The bill uses the power given to each state in the Constitution to change how they award their electoral votes for President. Historically, virtually all of the major changes in the method of electing the President, including ending the requirement that only men who owned substantial property could vote and 48 current state-by-state winner-take-all laws, have been by state legislative action.
In Gallup polls since 1944, only about 20% of the public has supported the current system of awarding all of a state's electoral votes to the presidential candidate who receives the most votes in each separate state (with about 70% opposed and about 10% undecided).

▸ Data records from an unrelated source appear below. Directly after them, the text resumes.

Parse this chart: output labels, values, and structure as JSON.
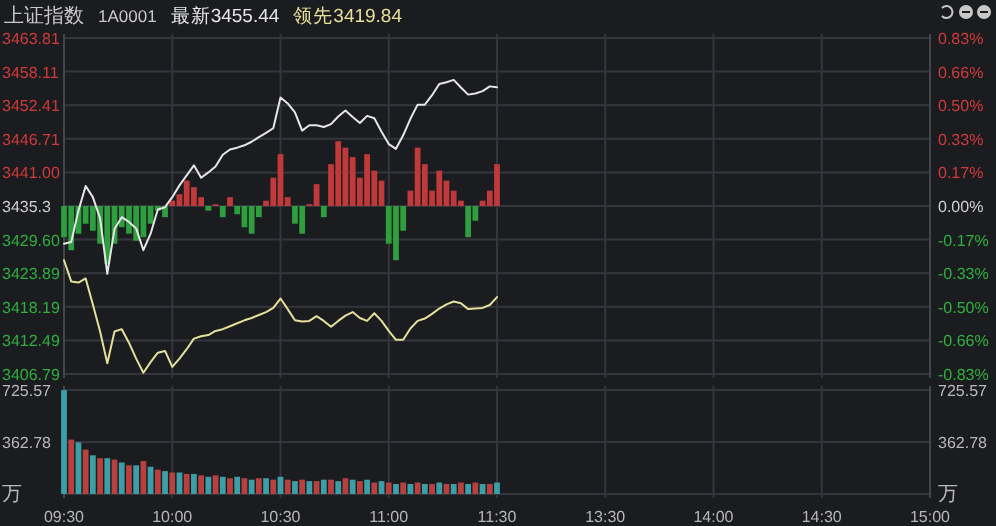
{
  "chart_data": [
    {
      "type": "line",
      "title": "上证指数",
      "subtitle": "1A0001",
      "legend": "top left",
      "grid": true,
      "tick_labels": "y",
      "categories": [
        null,
        null,
        null,
        null,
        null,
        null,
        null,
        null,
        null,
        null,
        null,
        null,
        null,
        null,
        null,
        null,
        null,
        null,
        null,
        null,
        null,
        null,
        null,
        null,
        null,
        null,
        null,
        null,
        null,
        null,
        null,
        null,
        null,
        null,
        null,
        null,
        null,
        null,
        null,
        null,
        null,
        null,
        null,
        null,
        null,
        null,
        null,
        null,
        null,
        null,
        null,
        null,
        null,
        null,
        null,
        null,
        null,
        null,
        null,
        null,
        null,
        null,
        null,
        null,
        null,
        null,
        null,
        null,
        null,
        null,
        null,
        null,
        null,
        null,
        null,
        null,
        null,
        null,
        null,
        null,
        null,
        null,
        null,
        null,
        null,
        null,
        null,
        null,
        null,
        null,
        null,
        null,
        null,
        null,
        null,
        null,
        null,
        null,
        null,
        null,
        null,
        null,
        null,
        null,
        null,
        null,
        null,
        null,
        null,
        null,
        null,
        null,
        null,
        null,
        null,
        null,
        null,
        null,
        null,
        null,
        null
      ],
      "ylim": [
        3406.79,
        3463.81
      ],
      "yticks": [
        3406.79,
        3412.49,
        3418.19,
        3423.89,
        {
          "value": 3429.6,
          "label": "3429.60"
        },
        3435.3,
        {
          "value": 3441,
          "label": "3441.00"
        },
        3446.71,
        3452.41,
        3458.11,
        3463.81
      ],
      "y2lim": [
        -0.83,
        0.83
      ],
      "y2ticks": [
        {
          "value": -0.83,
          "label": "-0.83%"
        },
        {
          "value": -0.66,
          "label": "-0.66%"
        },
        {
          "value": -0.5,
          "label": "-0.50%"
        },
        {
          "value": -0.33,
          "label": "-0.33%"
        },
        {
          "value": -0.17,
          "label": "-0.17%"
        },
        {
          "value": 0,
          "label": "0.00%"
        },
        {
          "value": 0.17,
          "label": "0.17%"
        },
        {
          "value": 0.33,
          "label": "0.33%"
        },
        {
          "value": 0.5,
          "label": "0.50%"
        },
        {
          "value": 0.66,
          "label": "0.66%"
        },
        {
          "value": 0.83,
          "label": "0.83%"
        }
      ],
      "series": [
        {
          "type": "bar",
          "base": [
            3435.3,
            3435.3,
            3435.3,
            3435.3,
            3435.3,
            3435.3,
            3435.3,
            3435.3,
            3435.3,
            3435.3,
            3435.3,
            3435.3,
            3435.3,
            3435.3,
            3435.3,
            3435.3,
            3435.3,
            3435.3,
            3435.3,
            3435.3,
            3435.3,
            3435.3,
            3435.3,
            3435.3,
            3435.3,
            3435.3,
            3435.3,
            3435.3,
            3435.3,
            3435.3,
            3435.3,
            3435.3,
            3435.3,
            3435.3,
            3435.3,
            3435.3,
            3435.3,
            3435.3,
            3435.3,
            3435.3,
            3435.3,
            3435.3,
            3435.3,
            3435.3,
            3435.3,
            3435.3,
            3435.3,
            3435.3,
            3435.3,
            3435.3,
            3435.3,
            3435.3,
            3435.3,
            3435.3,
            3435.3,
            3435.3,
            3435.3,
            3435.3,
            3435.3,
            3435.3,
            3435.3,
            null,
            null,
            null,
            null,
            null,
            null,
            null,
            null,
            null,
            null,
            null,
            null,
            null,
            null,
            null,
            null,
            null,
            null,
            null,
            null,
            null,
            null,
            null,
            null,
            null,
            null,
            null,
            null,
            null,
            null,
            null,
            null,
            null,
            null,
            null,
            null,
            null,
            null,
            null,
            null,
            null,
            null,
            null,
            null,
            null,
            null,
            null,
            null,
            null,
            null,
            null,
            null,
            null,
            null,
            null,
            null,
            null,
            null,
            null,
            null
          ],
          "values": [
            -5.3,
            -7.5,
            -4.7,
            -3.0,
            -4.2,
            -6.4,
            -9.8,
            -6.4,
            -3.6,
            -4.7,
            -5.9,
            -5.3,
            -3.0,
            -0.8,
            -1.9,
            0.9,
            2.0,
            4.3,
            3.2,
            1.5,
            -0.8,
            0.3,
            -1.9,
            1.5,
            -1.4,
            -3.6,
            -4.7,
            -1.9,
            0.9,
            4.8,
            8.8,
            1.5,
            -3.0,
            -4.7,
            0.3,
            3.7,
            -1.9,
            7.1,
            11.0,
            9.9,
            8.3,
            4.8,
            8.8,
            6.0,
            4.3,
            -6.4,
            -9.2,
            -4.2,
            2.6,
            9.9,
            7.1,
            2.6,
            6.0,
            4.3,
            2.6,
            0.9,
            -5.3,
            -2.5,
            0.9,
            2.6,
            7.1,
            null,
            null,
            null,
            null,
            null,
            null,
            null,
            null,
            null,
            null,
            null,
            null,
            null,
            null,
            null,
            null,
            null,
            null,
            null,
            null,
            null,
            null,
            null,
            null,
            null,
            null,
            null,
            null,
            null,
            null,
            null,
            null,
            null,
            null,
            null,
            null,
            null,
            null,
            null,
            null,
            null,
            null,
            null,
            null,
            null,
            null,
            null,
            null,
            null,
            null,
            null,
            null,
            null,
            null,
            null,
            null,
            null,
            null,
            null,
            null
          ],
          "colors": [
            "#2e9e3e",
            "#2e9e3e",
            "#2e9e3e",
            "#2e9e3e",
            "#2e9e3e",
            "#2e9e3e",
            "#2e9e3e",
            "#2e9e3e",
            "#2e9e3e",
            "#2e9e3e",
            "#2e9e3e",
            "#2e9e3e",
            "#2e9e3e",
            "#2e9e3e",
            "#2e9e3e",
            "#c0393b",
            "#c0393b",
            "#c0393b",
            "#c0393b",
            "#c0393b",
            "#2e9e3e",
            "#c0393b",
            "#2e9e3e",
            "#c0393b",
            "#2e9e3e",
            "#2e9e3e",
            "#2e9e3e",
            "#2e9e3e",
            "#c0393b",
            "#c0393b",
            "#c0393b",
            "#c0393b",
            "#2e9e3e",
            "#2e9e3e",
            "#c0393b",
            "#c0393b",
            "#2e9e3e",
            "#c0393b",
            "#c0393b",
            "#c0393b",
            "#c0393b",
            "#c0393b",
            "#c0393b",
            "#c0393b",
            "#c0393b",
            "#2e9e3e",
            "#2e9e3e",
            "#2e9e3e",
            "#c0393b",
            "#c0393b",
            "#c0393b",
            "#c0393b",
            "#c0393b",
            "#c0393b",
            "#c0393b",
            "#c0393b",
            "#2e9e3e",
            "#2e9e3e",
            "#c0393b",
            "#c0393b",
            "#c0393b",
            null,
            null,
            null,
            null,
            null,
            null,
            null,
            null,
            null,
            null,
            null,
            null,
            null,
            null,
            null,
            null,
            null,
            null,
            null,
            null,
            null,
            null,
            null,
            null,
            null,
            null,
            null,
            null,
            null,
            null,
            null,
            null,
            null,
            null,
            null,
            null,
            null,
            null,
            null,
            null,
            null,
            null,
            null,
            null,
            null,
            null,
            null,
            null,
            null,
            null,
            null,
            null,
            null,
            null,
            null,
            null,
            null,
            null,
            null,
            null
          ]
        },
        {
          "name": "最新3455.44",
          "color": "#e6e6e6",
          "values": [
            3428.9,
            3429.2,
            3434.5,
            3438.7,
            3436.8,
            3433.2,
            3423.8,
            3431.4,
            3433.4,
            3432.6,
            3431.5,
            3427.8,
            3430.6,
            3434.7,
            3435.1,
            3436.8,
            3438.8,
            3440.5,
            3442.2,
            3440.1,
            3441.0,
            3442.0,
            3444.0,
            3444.9,
            3445.2,
            3445.6,
            3446.2,
            3447.0,
            3447.7,
            3448.5,
            3453.7,
            3452.7,
            3451.2,
            3448.1,
            3449.0,
            3449.0,
            3448.7,
            3449.2,
            3450.5,
            3451.5,
            3450.4,
            3449.4,
            3450.6,
            3450.2,
            3447.9,
            3445.8,
            3445.0,
            3447.3,
            3450.1,
            3452.5,
            3452.5,
            3454.1,
            3456.0,
            3456.3,
            3456.7,
            3455.4,
            3454.2,
            3454.4,
            3454.8,
            3455.6,
            3455.44,
            null,
            null,
            null,
            null,
            null,
            null,
            null,
            null,
            null,
            null,
            null,
            null,
            null,
            null,
            null,
            null,
            null,
            null,
            null,
            null,
            null,
            null,
            null,
            null,
            null,
            null,
            null,
            null,
            null,
            null,
            null,
            null,
            null,
            null,
            null,
            null,
            null,
            null,
            null,
            null,
            null,
            null,
            null,
            null,
            null,
            null,
            null,
            null,
            null,
            null,
            null,
            null,
            null,
            null,
            null,
            null,
            null,
            null,
            null,
            null
          ]
        },
        {
          "name": "领先3419.84",
          "color": "#e4e09a",
          "values": [
            3426.1,
            3422.5,
            3422.3,
            3423.0,
            3418.6,
            3414.0,
            3408.6,
            3414.0,
            3414.4,
            3412.1,
            3409.4,
            3407.0,
            3408.8,
            3410.4,
            3410.7,
            3408.0,
            3409.4,
            3411.0,
            3412.8,
            3413.2,
            3413.4,
            3414.1,
            3414.4,
            3414.9,
            3415.4,
            3415.9,
            3416.3,
            3416.8,
            3417.3,
            3418.0,
            3419.6,
            3417.8,
            3415.9,
            3415.7,
            3415.8,
            3416.6,
            3415.8,
            3414.8,
            3415.8,
            3416.7,
            3417.3,
            3416.3,
            3415.8,
            3417.1,
            3415.8,
            3414.1,
            3412.6,
            3412.6,
            3414.5,
            3415.8,
            3416.2,
            3417.0,
            3417.9,
            3418.6,
            3419.1,
            3418.8,
            3417.8,
            3417.9,
            3418.0,
            3418.5,
            3419.84,
            null,
            null,
            null,
            null,
            null,
            null,
            null,
            null,
            null,
            null,
            null,
            null,
            null,
            null,
            null,
            null,
            null,
            null,
            null,
            null,
            null,
            null,
            null,
            null,
            null,
            null,
            null,
            null,
            null,
            null,
            null,
            null,
            null,
            null,
            null,
            null,
            null,
            null,
            null,
            null,
            null,
            null,
            null,
            null,
            null,
            null,
            null,
            null,
            null,
            null,
            null,
            null,
            null,
            null,
            null,
            null,
            null,
            null,
            null,
            null
          ]
        }
      ]
    },
    {
      "type": "bar",
      "grid": true,
      "categories": [
        "09:30",
        null,
        null,
        null,
        null,
        null,
        null,
        null,
        null,
        null,
        null,
        null,
        null,
        null,
        null,
        "10:00",
        null,
        null,
        null,
        null,
        null,
        null,
        null,
        null,
        null,
        null,
        null,
        null,
        null,
        null,
        "10:30",
        null,
        null,
        null,
        null,
        null,
        null,
        null,
        null,
        null,
        null,
        null,
        null,
        null,
        null,
        "11:00",
        null,
        null,
        null,
        null,
        null,
        null,
        null,
        null,
        null,
        null,
        null,
        null,
        null,
        null,
        "11:30",
        null,
        null,
        null,
        null,
        null,
        null,
        null,
        null,
        null,
        null,
        null,
        null,
        null,
        null,
        "13:30",
        null,
        null,
        null,
        null,
        null,
        null,
        null,
        null,
        null,
        null,
        null,
        null,
        null,
        null,
        "14:00",
        null,
        null,
        null,
        null,
        null,
        null,
        null,
        null,
        null,
        null,
        null,
        null,
        null,
        null,
        "14:30",
        null,
        null,
        null,
        null,
        null,
        null,
        null,
        null,
        null,
        null,
        null,
        null,
        null,
        null,
        "15:00"
      ],
      "ylim": [
        0,
        725.57
      ],
      "yticks": [
        {
          "value": 0,
          "label": "万"
        },
        362.78,
        725.57
      ],
      "y2lim": [
        0,
        725.57
      ],
      "y2ticks": [
        {
          "value": 0,
          "label": "万"
        },
        362.78,
        725.57
      ],
      "values": [
        725,
        380,
        360,
        310,
        270,
        250,
        250,
        240,
        220,
        200,
        200,
        230,
        190,
        170,
        160,
        150,
        150,
        140,
        140,
        130,
        120,
        130,
        120,
        110,
        120,
        110,
        100,
        110,
        110,
        100,
        120,
        100,
        90,
        100,
        90,
        90,
        100,
        100,
        90,
        110,
        100,
        90,
        100,
        80,
        90,
        80,
        70,
        80,
        70,
        80,
        70,
        70,
        80,
        70,
        70,
        80,
        70,
        80,
        70,
        70,
        80,
        null,
        null,
        null,
        null,
        null,
        null,
        null,
        null,
        null,
        null,
        null,
        null,
        null,
        null,
        null,
        null,
        null,
        null,
        null,
        null,
        null,
        null,
        null,
        null,
        null,
        null,
        null,
        null,
        null,
        null,
        null,
        null,
        null,
        null,
        null,
        null,
        null,
        null,
        null,
        null,
        null,
        null,
        null,
        null,
        null,
        null,
        null,
        null,
        null,
        null,
        null,
        null,
        null,
        null,
        null,
        null,
        null,
        null,
        null,
        null
      ],
      "colors": [
        "#3a9fa6",
        "#b8403f",
        "#3a9fa6",
        "#b8403f",
        "#3a9fa6",
        "#b8403f",
        "#3a9fa6",
        "#b8403f",
        "#3a9fa6",
        "#b8403f",
        "#3a9fa6",
        "#b8403f",
        "#3a9fa6",
        "#b8403f",
        "#3a9fa6",
        "#b8403f",
        "#3a9fa6",
        "#b8403f",
        "#3a9fa6",
        "#b8403f",
        "#3a9fa6",
        "#b8403f",
        "#3a9fa6",
        "#b8403f",
        "#3a9fa6",
        "#b8403f",
        "#3a9fa6",
        "#b8403f",
        "#3a9fa6",
        "#b8403f",
        "#3a9fa6",
        "#b8403f",
        "#3a9fa6",
        "#b8403f",
        "#3a9fa6",
        "#b8403f",
        "#3a9fa6",
        "#b8403f",
        "#3a9fa6",
        "#b8403f",
        "#3a9fa6",
        "#b8403f",
        "#3a9fa6",
        "#b8403f",
        "#3a9fa6",
        "#b8403f",
        "#3a9fa6",
        "#b8403f",
        "#3a9fa6",
        "#b8403f",
        "#3a9fa6",
        "#b8403f",
        "#3a9fa6",
        "#b8403f",
        "#3a9fa6",
        "#b8403f",
        "#3a9fa6",
        "#b8403f",
        "#3a9fa6",
        "#b8403f",
        "#3a9fa6",
        null,
        null,
        null,
        null,
        null,
        null,
        null,
        null,
        null,
        null,
        null,
        null,
        null,
        null,
        null,
        null,
        null,
        null,
        null,
        null,
        null,
        null,
        null,
        null,
        null,
        null,
        null,
        null,
        null,
        null,
        null,
        null,
        null,
        null,
        null,
        null,
        null,
        null,
        null,
        null,
        null,
        null,
        null,
        null,
        null,
        null,
        null,
        null,
        null,
        null,
        null,
        null,
        null,
        null,
        null,
        null,
        null,
        null,
        null,
        null
      ]
    }
  ]
}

Support for a national popular vote is strong among Republicans, Democrats, and Independent voters, as well as every demographic group in virtually every state surveyed in recent polls
in recent or past closely divided Battleground states: CO – 68%, FL – 78%, IA –75%, MI – 73%, MO – 70%, NH – 69%, NV – 72%, NM– 76%, NC – 74%, OH – 70%, PA – 78%, VA – 74%, and WI – 71%;
in Small states (3 to 5 electoral votes): AK – 70%, DC – 76%, DE – 75%, ID – 77%, ME – 77%, MT – 72%, NE 74%, NH – 69%, NV – 72%, NM – 76%, OK – 81%, RI – 74%, SD – 71%, UT – 70%, VT – 75%, WV – 81%, and WY – 69%;
in Southern and Border states: AR – 80%, KY- 80%, MS – 77%, MO – 70%, NC – 74%, OK – 81%, SC – 71%, TN – 83%, VA – 74%, and WV – 81%; and
in other states polled: AZ – 67%, CA – 70%, CT – 74%, MA – 73%, MN – 75%, NY – 79%, OR – 76%, and WA – 77%.
Americans believe that the candidate who receives the most votes should win.
The bill has passed 33 state legislative chambers in 22 rural, small, medium, and large states with 250 electoral votes. The bill has been enacted by 10 jurisdictions with 136 electoral votes – 50.4% of the 270 necessary to go into effect.